Bir süredir yoktunuz... Hoş mu oldu dönmeniz?
Halbuki unutmuştuk, teninizdeki dokuyu, dokunurkenki hazzı, hafif hafif burna çarpan kokuyu, o kokuyu içe çekerken duyulan aşkı.
Ve şimdi hatırladığımız hiçbir doku, hiçbir haz.. Hiçbir koku ve hiçbir aşkta yoktunuz... Öyleyse, geri dönmeniz neden? Unutulmanın dokunması mı?
Ve fakat, yokluğunuzdan öğrendiklerimizi sorsanız, geceler gecelerce susmayız. Susmayız biz, siz susarsınız. Son cümleyi alır, eğer büker, kendi bedeninizi iki avuç içinizden aldığınız destekle o cümlenin üstüne çekersiniz. İzin vermiştik size, bizi dinlemeniz için, bizi anlamaya çalışın diye. Size izin veren bizdik, belki bizim olmanızı bile düşünebilirdik. Düşündüklerimiz aptalcaydı; ama sizinkiler de aptalcaydılar.
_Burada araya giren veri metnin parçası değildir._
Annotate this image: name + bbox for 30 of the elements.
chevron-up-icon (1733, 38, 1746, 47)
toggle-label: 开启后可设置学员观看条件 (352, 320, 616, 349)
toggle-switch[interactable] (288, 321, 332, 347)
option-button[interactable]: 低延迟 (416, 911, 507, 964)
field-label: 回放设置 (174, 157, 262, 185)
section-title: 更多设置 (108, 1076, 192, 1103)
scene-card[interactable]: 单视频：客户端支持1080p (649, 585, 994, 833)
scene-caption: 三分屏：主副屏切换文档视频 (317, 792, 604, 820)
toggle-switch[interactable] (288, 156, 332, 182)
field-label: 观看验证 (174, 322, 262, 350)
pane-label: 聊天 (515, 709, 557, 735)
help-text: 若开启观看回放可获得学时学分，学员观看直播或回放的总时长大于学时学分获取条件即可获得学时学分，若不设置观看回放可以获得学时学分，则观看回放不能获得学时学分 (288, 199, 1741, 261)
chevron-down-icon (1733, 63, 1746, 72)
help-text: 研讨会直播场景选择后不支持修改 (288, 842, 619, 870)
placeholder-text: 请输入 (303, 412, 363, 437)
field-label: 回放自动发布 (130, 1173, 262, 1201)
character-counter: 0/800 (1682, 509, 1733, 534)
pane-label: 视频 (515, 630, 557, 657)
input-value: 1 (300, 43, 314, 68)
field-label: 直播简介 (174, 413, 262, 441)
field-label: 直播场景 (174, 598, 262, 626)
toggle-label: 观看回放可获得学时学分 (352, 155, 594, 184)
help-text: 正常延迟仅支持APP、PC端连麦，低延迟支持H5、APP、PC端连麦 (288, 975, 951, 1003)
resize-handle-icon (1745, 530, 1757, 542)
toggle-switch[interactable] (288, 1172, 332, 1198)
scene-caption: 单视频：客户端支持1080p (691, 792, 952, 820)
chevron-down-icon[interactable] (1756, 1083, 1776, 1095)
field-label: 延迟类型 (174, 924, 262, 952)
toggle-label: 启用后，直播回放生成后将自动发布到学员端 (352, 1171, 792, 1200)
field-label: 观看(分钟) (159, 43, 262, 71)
Bizim sizin olmamıza siz mi izin verdiniz?
Aptal olmayın.. Bütün yollar size çıkamaz her zaman. Bazı adı unutulmuş sokak aralarından ayak izinizi süpürmüş olanları suçlamayın. Evet, bir merdivende öpmüşlüğünüzle yaşıyor gibiydim, o merdiven yerinde duruyor: Üstünde iki aptal "aşık" mı var şimdi?
Yo.
Ve yaşıyor muyum? Saçmalayarak, eğlenerek, severek.
Yaşıyorum, bir ağaç gibi tek ve hür... Evet evet, cümleyi siz tamamlayın.. Gene.
Çünkü sizli bizli konuşmalardan sıkıldım.